By Hillary Short
Playground Apologetics: Apologetics Tactics for Busy Moms
Earlier this week I found myself caught in the morning line of cars leaving my neighborhood’s elementary school. I live with my husband and 3-year-old son in a suburb of San Antonio. We’re in south Texas and our “Mayberry” (as many call it) is incredibly conservative – and not just politically. We have a lot of churches. When I say “a lot,” I mean that we could put you in a blindfold at most any intersection in the city, give you a stone to throw, and you’d probably hit one. It’s Narnia, for sure. Or a bubble. Whatever you’d like to call it. So, you can imagine my surprise on Tuesday as I pulled up behind a big SUV boldly emblazoned with a lightbulb-shaped sticker and the words “skeptic kids.” There went my bubble.
I admit to assuming what many moms probably assume – that our home is safe, our town is safe, and therefore my child’s faith will be safe. It’s college professors who will try to shake my child’s Christian beliefs, and he’ll be ready by then. Right?
Ladies, this is a dangerous mistake. Even if you think you’re in “Mayberry,” let me assure you: you aren’t. That sticker represents what we can’t afford to ignore: growth of evangelistic and committed atheism. And remember, the “skeptic kids” sticker was on a car exiting an elementary school, not a college campus. We can no longer afford to ignore the reality of evangelistic atheism.
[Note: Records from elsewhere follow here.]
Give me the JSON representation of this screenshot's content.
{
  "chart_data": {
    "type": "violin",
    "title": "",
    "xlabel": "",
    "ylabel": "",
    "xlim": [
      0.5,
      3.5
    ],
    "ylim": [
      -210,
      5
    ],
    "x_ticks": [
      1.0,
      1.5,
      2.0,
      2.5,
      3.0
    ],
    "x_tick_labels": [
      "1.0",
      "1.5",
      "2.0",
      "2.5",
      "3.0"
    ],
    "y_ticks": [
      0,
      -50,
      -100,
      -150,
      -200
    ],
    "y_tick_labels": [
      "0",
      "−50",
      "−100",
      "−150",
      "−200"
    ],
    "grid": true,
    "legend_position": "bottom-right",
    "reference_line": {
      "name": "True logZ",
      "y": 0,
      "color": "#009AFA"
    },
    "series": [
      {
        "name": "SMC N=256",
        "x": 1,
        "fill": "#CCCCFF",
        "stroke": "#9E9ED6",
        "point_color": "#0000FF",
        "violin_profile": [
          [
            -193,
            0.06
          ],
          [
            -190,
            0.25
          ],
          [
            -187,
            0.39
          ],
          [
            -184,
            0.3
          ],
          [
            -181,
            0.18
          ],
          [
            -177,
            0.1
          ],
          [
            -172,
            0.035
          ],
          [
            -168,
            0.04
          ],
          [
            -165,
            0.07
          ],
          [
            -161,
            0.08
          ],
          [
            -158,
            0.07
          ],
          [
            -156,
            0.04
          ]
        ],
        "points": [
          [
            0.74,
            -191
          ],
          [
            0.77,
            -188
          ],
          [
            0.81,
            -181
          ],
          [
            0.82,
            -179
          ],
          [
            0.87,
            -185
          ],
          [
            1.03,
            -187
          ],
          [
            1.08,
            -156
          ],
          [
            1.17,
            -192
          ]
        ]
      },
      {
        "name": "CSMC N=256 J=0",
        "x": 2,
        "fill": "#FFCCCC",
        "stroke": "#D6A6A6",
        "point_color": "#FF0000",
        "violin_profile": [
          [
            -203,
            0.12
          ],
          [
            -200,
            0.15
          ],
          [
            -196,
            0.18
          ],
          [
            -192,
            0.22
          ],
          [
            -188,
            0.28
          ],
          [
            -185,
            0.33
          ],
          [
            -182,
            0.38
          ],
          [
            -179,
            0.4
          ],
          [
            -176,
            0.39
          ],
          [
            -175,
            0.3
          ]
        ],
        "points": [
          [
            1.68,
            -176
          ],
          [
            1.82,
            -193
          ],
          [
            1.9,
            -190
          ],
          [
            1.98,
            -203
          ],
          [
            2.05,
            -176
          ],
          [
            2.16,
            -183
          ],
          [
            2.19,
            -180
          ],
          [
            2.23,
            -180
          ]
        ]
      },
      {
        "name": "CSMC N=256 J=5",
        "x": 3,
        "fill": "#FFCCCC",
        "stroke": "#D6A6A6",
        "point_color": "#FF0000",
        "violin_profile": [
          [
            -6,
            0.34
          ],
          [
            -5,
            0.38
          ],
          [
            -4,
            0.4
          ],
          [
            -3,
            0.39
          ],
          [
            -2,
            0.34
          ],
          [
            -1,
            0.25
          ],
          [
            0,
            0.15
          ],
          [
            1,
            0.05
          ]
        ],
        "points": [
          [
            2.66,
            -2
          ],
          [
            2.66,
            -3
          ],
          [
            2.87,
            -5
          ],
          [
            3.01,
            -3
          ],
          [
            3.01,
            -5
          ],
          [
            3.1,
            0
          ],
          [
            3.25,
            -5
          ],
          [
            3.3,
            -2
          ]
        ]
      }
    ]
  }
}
As we Mama Bears say, apologetics might not affect our faith, but it might affect our children’s. And you know what? I want my churched-up, prayed-up, pre-school kid to be a skeptic too! Why? Because being a skeptic means that he will question what is presented to him. This is important because I will not always be the one presenting the ideas. A child who understands how to discover truth is primed for a faith that lasts much longer than that of a child who is merely presented with the truth.